Only this wasn’t Utah.

This was the big bad city.

“What the hell is this?” Monroe said. “The Wild West?”

He was looking up at the hanging body. His partner was looking up too, shading his eyes against the glow of the sodium vapor bulb at the end of the lamppost’s arm. They had put sodium vapor bulbs in this part of the city only last month, on the theory that bright lights prevented crime. So here was a body hanging from a lamppost.

“This is the French Revolution,” Monoghan said, “is what it is.”

“The French Revolution was they cut off your head,” Monroe said.

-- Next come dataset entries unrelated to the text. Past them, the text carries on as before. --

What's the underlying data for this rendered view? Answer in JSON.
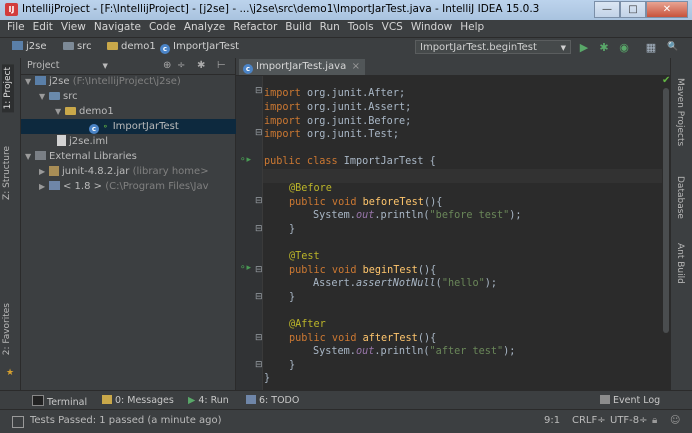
{
  "window": {
    "title": "IntellijProject - [F:\\IntellijProject] - [j2se] - ...\\j2se\\src\\demo1\\ImportJarTest.java - IntelliJ IDEA 15.0.3",
    "min": "—",
    "max": "□",
    "close": "✕"
  },
  "menu": [
    "File",
    "Edit",
    "View",
    "Navigate",
    "Code",
    "Analyze",
    "Refactor",
    "Build",
    "Run",
    "Tools",
    "VCS",
    "Window",
    "Help"
  ],
  "breadcrumb": {
    "project": "j2se",
    "src": "src",
    "pkg": "demo1",
    "file": "ImportJarTest"
  },
  "run_config": {
    "label": "ImportJarTest.beginTest",
    "caret": "▼"
  },
  "toolbar": {
    "run": "▶",
    "debug": "✱",
    "coverage": "◉",
    "structure": "▦",
    "search": "🔍"
  },
  "left_tabs": {
    "project": "1: Project",
    "structure": "Z: Structure",
    "favorites": "2: Favorites"
  },
  "right_tabs": {
    "maven": "Maven Projects",
    "database": "Database",
    "ant": "Ant Build"
  },
  "project_panel": {
    "selector": "Project",
    "caret": "▼",
    "tools": {
      "sync": "⊕",
      "collapse": "÷",
      "settings": "✱",
      "hide": "⊢"
    },
    "tree": [
      {
        "arrow": "▼",
        "label": "j2se",
        "hint": " (F:\\IntellijProject\\j2se)"
      },
      {
        "arrow": "▼",
        "label": "src",
        "hint": ""
      },
      {
        "arrow": "▼",
        "label": "demo1",
        "hint": ""
      },
      {
        "arrow": "",
        "label": "ImportJarTest",
        "hint": ""
      },
      {
        "arrow": "",
        "label": "j2se.iml",
        "hint": ""
      },
      {
        "arrow": "▼",
        "label": "External Libraries",
        "hint": ""
      },
      {
        "arrow": "▶",
        "label": "junit-4.8.2.jar",
        "hint": " (library home>"
      },
      {
        "arrow": "▶",
        "label": "< 1.8 >",
        "hint": " (C:\\Program Files\\Jav"
      }
    ]
  },
  "editor": {
    "tab_label": "ImportJarTest.java",
    "tab_close": "×",
    "ok_mark": "✔",
    "lines": {
      "l1_kw": "import",
      "l1_rest": " org.junit.After;",
      "l2_kw": "import",
      "l2_rest": " org.junit.Assert;",
      "l3_kw": "import",
      "l3_rest": " org.junit.Before;",
      "l4_kw": "import",
      "l4_rest": " org.junit.Test;",
      "l6_kw": "public class",
      "l6_rest": " ImportJarTest {",
      "l8_ann": "@Before",
      "l9_kw": "public void",
      "l9_fn": "beforeTest",
      "l9_rest": "(){",
      "l10_a": "System.",
      "l10_f": "out",
      "l10_b": ".println(",
      "l10_s": "\"before test\"",
      "l10_c": ");",
      "l11": "}",
      "l13_ann": "@Test",
      "l14_kw": "public void",
      "l14_fn": "beginTest",
      "l14_rest": "(){",
      "l15_a": "Assert.",
      "l15_m": "assertNotNull",
      "l15_b": "(",
      "l15_s": "\"hello\"",
      "l15_c": ");",
      "l16": "}",
      "l18_ann": "@After",
      "l19_kw": "public void",
      "l19_fn": "afterTest",
      "l19_rest": "(){",
      "l20_a": "System.",
      "l20_f": "out",
      "l20_b": ".println(",
      "l20_s": "\"after test\"",
      "l20_c": ");",
      "l21": "}",
      "l22": "}"
    }
  },
  "tool_windows": {
    "terminal": "Terminal",
    "messages": "0: Messages",
    "run": "4: Run",
    "todo": "6: TODO",
    "eventlog": "Event Log"
  },
  "status": {
    "message": "Tests Passed: 1 passed (a minute ago)",
    "position": "9:1",
    "line_sep": "CRLF÷",
    "encoding": "UTF-8÷"
  }
}
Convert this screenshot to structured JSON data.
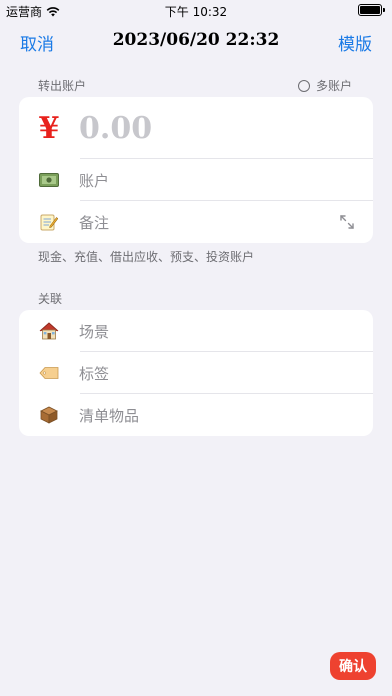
{
  "status_bar": {
    "carrier": "运营商",
    "time": "下午 10:32"
  },
  "nav": {
    "cancel_label": "取消",
    "title": "2023/06/20  22:32",
    "template_label": "模版"
  },
  "transfer_out": {
    "header": "转出账户",
    "multi_account_label": "多账户",
    "currency_symbol": "¥",
    "amount": "0.00",
    "account_placeholder": "账户",
    "note_placeholder": "备注",
    "hint": "现金、充值、借出应收、预支、投资账户"
  },
  "related": {
    "header": "关联",
    "items": [
      {
        "label": "场景",
        "icon": "house-icon"
      },
      {
        "label": "标签",
        "icon": "tag-icon"
      },
      {
        "label": "清单物品",
        "icon": "package-icon"
      }
    ]
  },
  "confirm_label": "确认",
  "colors": {
    "accent": "#1a7ae6",
    "currency": "#e8211c",
    "confirm": "#ee4230",
    "background": "#f2f1f7"
  }
}
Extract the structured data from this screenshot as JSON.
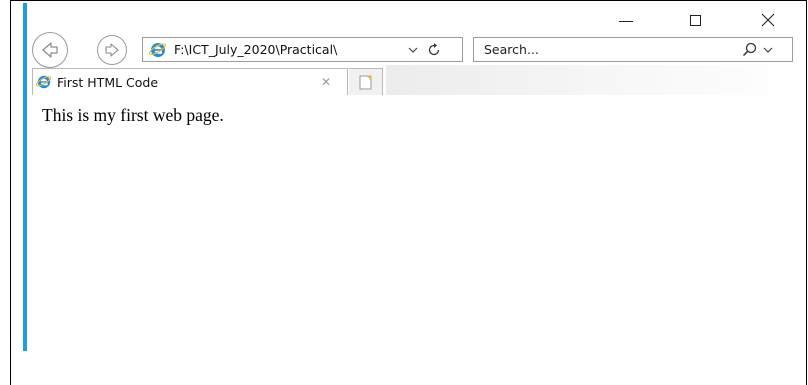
{
  "window": {
    "title_bar": {
      "minimize_icon": "minimize-icon",
      "maximize_icon": "maximize-icon",
      "close_icon": "close-icon",
      "close_glyph": "✕"
    },
    "border_color": "#1e9ee0"
  },
  "navigation": {
    "back_icon": "arrow-left-icon",
    "forward_icon": "arrow-right-icon"
  },
  "address_bar": {
    "url": "F:\\ICT_July_2020\\Practical\\",
    "favicon": "ie-logo-icon",
    "dropdown_icon": "chevron-down-icon",
    "refresh_icon": "refresh-icon"
  },
  "search": {
    "placeholder": "Search...",
    "search_icon": "magnifier-icon",
    "dropdown_icon": "chevron-down-icon"
  },
  "tabs": [
    {
      "title": "First HTML Code",
      "active": true,
      "close_glyph": "✕"
    }
  ],
  "new_tab": {
    "icon": "new-tab-icon"
  },
  "page": {
    "text": "This is my first web page."
  }
}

“They also hung you,” Monoghan said.

The two men, despite the unusual fall weather, were both wearing overcoats. The overcoats were black. It was de rigeur for Homicide cops in this city to wear black. It was a custom. It was not a custom for Homicide cops to wear pearl gray fedoras, but both Monoghan and Monroe were wearing them, the snap brims neatly turned down. Genero was pleased to see that they were wearing hats. His mother had told him to always wear a hat, even on the hottest days, especially on the hottest days because then you wouldn’t get sunstroke. Today hadn’t been particularly hot, just unusually mild for October, but Genero was wearing a hat, anyway. You could never be too careful.